Postoperative extremity alignment is another challenging situation that may create an environment for the MCL strain. Bearing insert dislocations are associated with proximal tibial varus greater than 5°, excessive femoral component varus or valgus, and excessive postoperative tibial slope . Perkins and Gunckle  emphasized that the postoperative extremity axis effects on revision are needed for the UKR. They reported that the need for revision surgery increased when the postoperative tibiofemoral angle was more than 3° varus or 7° valgus. Ji et al.  reported that a 8 mm thick bearing insert which was changed with the 3 mm dislocated insert led to an excessive valgus at the tibiofemoral angle and so an increased lateral compartment pressure. Our case had a well-aligned extremity axis after the first UKR surgery. Also, we changed the dislocated insert with the same size; thus, the tibiofemoral alignment was not affected. Maybe this was the main factor that improved functional outcomes in our case after 2 years from insert change and MCL repair.

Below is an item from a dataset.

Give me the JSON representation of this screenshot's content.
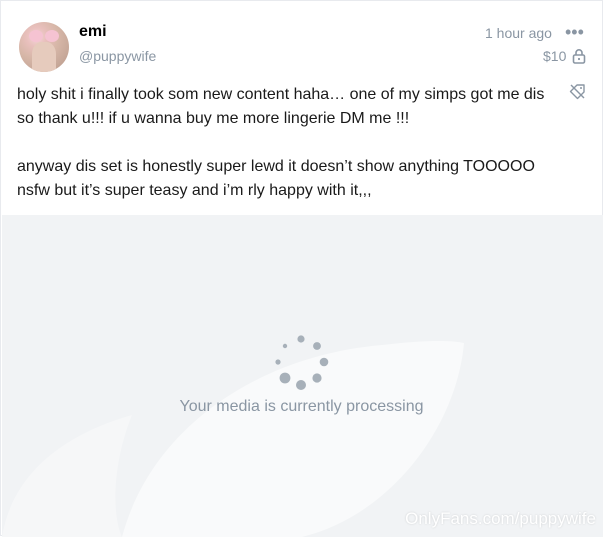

The conversion to TKR, primary MCL repair, or allograft application has been reported theoretically to cope with MCL rupture with insert dislocation in UKR cases. However, to our knowledge, there is no study about the management of insert dislocation with traumatic MCL rupture and report of functional outcomes in the UKR patient. As an uncommon situation, the traumatic MCL rupture with insert dislocation may be related to this result.
A current case report showed that the MCL repair and insert changing protocol is efficient to improve functional outcomes for 2-year follow-up. To make a general statement of our results, it needs more cases treated with our surgical procedure; however, it may be problematic due to a less probability to encounter a new case in same situation. Although we did not describe a novel technique for the treatment, the improved scores of patient 2nd year functional capacity and other outcomes after revision surgery prompted us to continue to this approach in the surgical management of similar cases that may arise thereafter. This case report may contribute to clarify the confusion in terms of choosing the best treatment option in MCL-ruptured UKR cases.
Study Location. The current study was carried out at Dokuz Eylul University, TR-35340 Balçova, Izmir, Turkey.
Conflicts of Interest
The authors declare that they have no conflict of interest regarding the publication of this paper. We affirm that we have no financial affiliation (including research funding) or involvement with any commercial organization that has a direct financial interest in any matter included in this manuscript.